Magnetic properties of iron pnictides from spin-spiral calculations

TL;DR

This study uses spin-spiral calculations to analyze how magnetic properties and exchange interactions in iron pnictides vary with wave-vector and doping levels, revealing shifts in magnetic order with doping.

Contribution

It provides a detailed computational analysis of magnetic energy landscapes and exchange interactions in iron pnictides as functions of doping and wave-vector, highlighting incommensurate magnetic states.

Findings

Stripe antiferromagnetic order is favored in undoped compounds.

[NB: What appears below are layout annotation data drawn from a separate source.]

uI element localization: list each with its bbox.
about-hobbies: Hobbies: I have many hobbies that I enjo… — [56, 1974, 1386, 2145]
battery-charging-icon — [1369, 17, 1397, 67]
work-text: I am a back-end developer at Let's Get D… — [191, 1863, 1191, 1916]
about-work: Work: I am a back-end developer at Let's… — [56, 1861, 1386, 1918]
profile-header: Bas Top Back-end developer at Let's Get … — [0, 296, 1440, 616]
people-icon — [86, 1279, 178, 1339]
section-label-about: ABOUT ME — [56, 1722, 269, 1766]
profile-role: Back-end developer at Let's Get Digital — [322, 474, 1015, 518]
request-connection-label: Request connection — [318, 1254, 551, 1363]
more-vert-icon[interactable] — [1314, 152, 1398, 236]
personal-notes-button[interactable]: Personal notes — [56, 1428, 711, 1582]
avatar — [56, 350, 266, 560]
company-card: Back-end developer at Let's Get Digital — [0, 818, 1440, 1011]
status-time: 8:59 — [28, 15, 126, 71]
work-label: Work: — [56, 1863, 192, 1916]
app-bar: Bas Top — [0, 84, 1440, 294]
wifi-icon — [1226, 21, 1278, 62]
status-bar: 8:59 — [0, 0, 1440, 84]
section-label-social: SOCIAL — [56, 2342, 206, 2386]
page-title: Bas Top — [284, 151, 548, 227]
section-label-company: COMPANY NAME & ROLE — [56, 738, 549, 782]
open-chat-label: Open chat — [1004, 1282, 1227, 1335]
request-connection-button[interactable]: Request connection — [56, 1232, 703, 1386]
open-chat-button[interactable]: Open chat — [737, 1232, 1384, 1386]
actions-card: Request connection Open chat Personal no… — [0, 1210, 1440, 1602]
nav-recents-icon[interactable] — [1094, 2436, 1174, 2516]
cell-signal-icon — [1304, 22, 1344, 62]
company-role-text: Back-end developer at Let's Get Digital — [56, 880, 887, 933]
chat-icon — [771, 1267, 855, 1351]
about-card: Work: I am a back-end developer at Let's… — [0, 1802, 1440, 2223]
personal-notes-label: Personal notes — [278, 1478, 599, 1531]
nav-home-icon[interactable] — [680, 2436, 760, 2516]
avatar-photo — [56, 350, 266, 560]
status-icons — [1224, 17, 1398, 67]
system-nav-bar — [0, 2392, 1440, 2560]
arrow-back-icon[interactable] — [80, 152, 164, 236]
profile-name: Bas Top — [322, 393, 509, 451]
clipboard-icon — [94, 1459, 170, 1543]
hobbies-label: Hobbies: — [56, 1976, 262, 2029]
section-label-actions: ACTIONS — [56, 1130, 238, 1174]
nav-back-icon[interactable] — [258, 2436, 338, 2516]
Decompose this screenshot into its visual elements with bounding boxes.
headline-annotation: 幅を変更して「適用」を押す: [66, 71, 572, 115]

Electron doping induces incommensurate magnetic states at low doping levels.

Hole doping maintains stripe order down to significant doping levels.

Abstract

The wave-vector (q) and doping dependences of the magnetic energy, iron moment, and effective exchange interactions in LaFeAsO, BaFe2As2, and SrFe2As2\ are studied by self-consistent LSDA calculations for co-planar spin spirals. For the undoped compounds, the calculated total energy, E(q), reaches its minimum at q corresponding to stripe anti-ferromagnetic order. In LaFeAsO, this minimum becomes flat already at low levels of electron-doping and shifts to an incommensurate q at delta=0.2, where delta is the number of additional electrons (delta>0) or holes (delta<0) per Fe. In BaFe2As2 and SrFe2As2, stripe order remains stable for hole doping down to delta=-0.3. Under electron doping, on the other hand, the E(q) minimum shifts to incommensurate q already at delta=0.1.